Photo: David Cullen

Photo: David Cullen

The House-Senate conference committee charged with writing a compromise highway bill announced completion today of the Fixing America’s Surface Transportation (FAST) Act (H.R. 22), which transportation leaders on Capitol Hill hailed as “a fully funded five-year plan for surface transportation reauthorization.”

The bill would spend some $205 billion on highway and $48 billion on transit projects over the next five years. 

The FAST Act resulted from ironing out differences between the STRR Act passed by the House last month and the DRIVE Act passed by the Senate in July. Both of those bills were to run for six years, but the Senate measure would have only authorized three years of funding.

The House and the Senate are expected to vote on the compromise FAST Act this week so this final bill can be sent to President Obama for signature before the current short-term highway bill funding extension expires on December 4.

Specific to motor carriers, the FAST Act reauthorizes the programs of the Federal Motor Carrier Safety Administration through FY 2020 and includes “several reforms to improve truck and bus safety while reducing regulatory burdens,” according to the bicameral conference committee’s explanatory statement.

These include: 

  • Requiring FMCSA “to use the best available science and data” when developing rulemakings and by “establishing a process under which the public or the motor carrier industry can petition FMCSA to revise or repeal regulations if they are no longer current, consistent, and uniformly enforced.”
  • Reforming the Compliance, Safety, Accountability program by requiring a “thorough review and reform of the current enforcement prioritization program to ensure that FMCSA’s Compliance, Safety, Accountability analysis is the most reliable possible for the public and for enforcement purposes. Following reviews by the GAO, the Department of Transportation Inspector General and various law enforcement organizations, the Act requires that FMCSA analysis of enforcement data be temporarily removed from public websites on the day after enactment, until the agency has completed reforms required by this Act. Enforcement and inspection data reported by states and enforcement agencies will remain available for public view.”
  • Authorizing the use of hair-testing as an acceptable alternative to urine-testing in conducting pre-employment testing for the use of a controlled substance and in conducting random testing for the use of a controlled substance if the operator  was subject to hair-testing for pre-employment testing. However, the conference committee noted that “FMCSA has informed the conferees and the conferees agree that nothing in section 5402 authorizes the use of hair testing as an alternative to urine tests until the Department of Health and Human Services establishes federal standards for hair testing.”
  • Establishing a pilot program for veterans and Armed Forces reserve members between the ages of 18 and 21 who received (truck driver) training during their service in the military to drive certain commercial motor vehicles in interstate commerce. Clearly, this was a compromise that watered down the proposal in the House version of the highway bill that would have required DOT to conduct a study of the feasibility of authorizing those holding CDLs who are between 19 and a half and  21 years of age to run interstate and then, based on the results, compel FMCSA to establish a pilot program for such younger truck drivers.
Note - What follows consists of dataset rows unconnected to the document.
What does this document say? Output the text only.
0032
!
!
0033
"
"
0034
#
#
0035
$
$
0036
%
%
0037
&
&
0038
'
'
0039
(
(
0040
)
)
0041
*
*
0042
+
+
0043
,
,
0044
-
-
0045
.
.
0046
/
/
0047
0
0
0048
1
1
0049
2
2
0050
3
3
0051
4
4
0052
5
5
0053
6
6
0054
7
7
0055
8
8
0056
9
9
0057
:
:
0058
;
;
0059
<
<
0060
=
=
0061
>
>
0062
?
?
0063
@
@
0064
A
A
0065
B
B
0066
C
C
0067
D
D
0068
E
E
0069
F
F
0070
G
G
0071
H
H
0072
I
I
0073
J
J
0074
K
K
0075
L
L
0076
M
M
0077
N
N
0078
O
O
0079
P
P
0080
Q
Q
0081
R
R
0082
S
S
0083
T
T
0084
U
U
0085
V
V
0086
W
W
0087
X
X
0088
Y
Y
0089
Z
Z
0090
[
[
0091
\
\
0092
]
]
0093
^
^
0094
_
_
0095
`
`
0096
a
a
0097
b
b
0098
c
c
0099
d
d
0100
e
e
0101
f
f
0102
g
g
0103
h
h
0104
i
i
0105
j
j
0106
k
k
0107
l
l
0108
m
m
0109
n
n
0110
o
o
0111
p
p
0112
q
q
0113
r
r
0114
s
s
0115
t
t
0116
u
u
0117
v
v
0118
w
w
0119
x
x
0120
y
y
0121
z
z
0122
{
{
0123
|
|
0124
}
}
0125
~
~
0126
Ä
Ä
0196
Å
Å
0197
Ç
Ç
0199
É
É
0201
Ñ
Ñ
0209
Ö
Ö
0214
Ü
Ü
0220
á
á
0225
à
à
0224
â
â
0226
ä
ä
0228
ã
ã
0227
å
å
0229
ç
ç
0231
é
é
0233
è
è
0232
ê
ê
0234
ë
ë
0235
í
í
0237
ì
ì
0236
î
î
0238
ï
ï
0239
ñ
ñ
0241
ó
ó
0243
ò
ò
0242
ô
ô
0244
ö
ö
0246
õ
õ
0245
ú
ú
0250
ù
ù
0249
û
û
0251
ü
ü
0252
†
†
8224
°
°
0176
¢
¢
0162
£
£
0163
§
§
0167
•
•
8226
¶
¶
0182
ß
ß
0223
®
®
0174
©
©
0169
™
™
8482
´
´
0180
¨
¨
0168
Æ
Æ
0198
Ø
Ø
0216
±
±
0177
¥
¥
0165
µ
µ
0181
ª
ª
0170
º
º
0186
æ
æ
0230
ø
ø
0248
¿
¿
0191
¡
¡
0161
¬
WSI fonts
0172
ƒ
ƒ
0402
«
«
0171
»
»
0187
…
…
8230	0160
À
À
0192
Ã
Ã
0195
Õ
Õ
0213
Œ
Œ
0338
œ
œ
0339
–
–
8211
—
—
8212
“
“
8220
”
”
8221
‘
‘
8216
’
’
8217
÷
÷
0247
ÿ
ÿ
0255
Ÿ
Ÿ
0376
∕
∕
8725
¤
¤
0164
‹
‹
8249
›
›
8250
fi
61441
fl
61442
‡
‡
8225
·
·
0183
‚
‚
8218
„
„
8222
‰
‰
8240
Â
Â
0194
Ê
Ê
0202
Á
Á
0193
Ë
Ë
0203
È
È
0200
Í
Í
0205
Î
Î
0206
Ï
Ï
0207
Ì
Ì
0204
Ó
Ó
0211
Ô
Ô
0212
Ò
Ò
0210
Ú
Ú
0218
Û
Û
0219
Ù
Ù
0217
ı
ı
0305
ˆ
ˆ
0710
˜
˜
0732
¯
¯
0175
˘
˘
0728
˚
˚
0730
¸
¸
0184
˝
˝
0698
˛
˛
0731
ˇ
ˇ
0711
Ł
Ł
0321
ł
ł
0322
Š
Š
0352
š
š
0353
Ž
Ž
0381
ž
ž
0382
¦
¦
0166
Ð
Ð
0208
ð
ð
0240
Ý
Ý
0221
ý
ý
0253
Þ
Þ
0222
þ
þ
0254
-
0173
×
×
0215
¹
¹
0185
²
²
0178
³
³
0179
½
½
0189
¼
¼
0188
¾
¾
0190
  • Awarding grant priority to programs that train veterans for careers in the trucking industry and reduces regulatory barriers faced by veterans seeking employment as commercial truck and bus drivers.

“This legislation is a vital investment in our country," said transportation leaders on Capitol Hill in a statement. "A safe, efficient surface transportation network is fundamentally necessary to our quality of life and our economy, and this conference report provides long-term certainty for states and local governments, and good reforms and improvements to the programs that sustain our roads, bridges, transit, and passenger rail system.  We knew that reaching an agreement on this measure would be challenging, but every member of the conference committee was certainly up to the task.  We appreciate their hard work in this effort, and we look forward to moving this measure forward and getting it signed into law.”

The statement above was attributed to: House Transportation and Infrastructure Committee Chairman Bill Shuster (R-PA), who is also chairman of the surface transportation bill Conference Committee; Senate Environment and Public Works Committee Chairman Jim Inhofe (R-OK), who is the Conference Committee’s vice chairman; House Transportation and Infrastructure Committee Ranking Member Peter DeFazio (D-OR); and Senate Environment and Public Works Committee Ranking Member Barbara Boxer (D-CA).

If approved by both chambers, the FAST Act will be the first highway funding bill passed to run longer than two years since 2005.

Still, yet another-- albeit a very short-- funding patch will have to be slapped in place if the House and Senate don’t pass the FAST Act by Dec. 4, when the current extension authorized just two weeks ago runs out.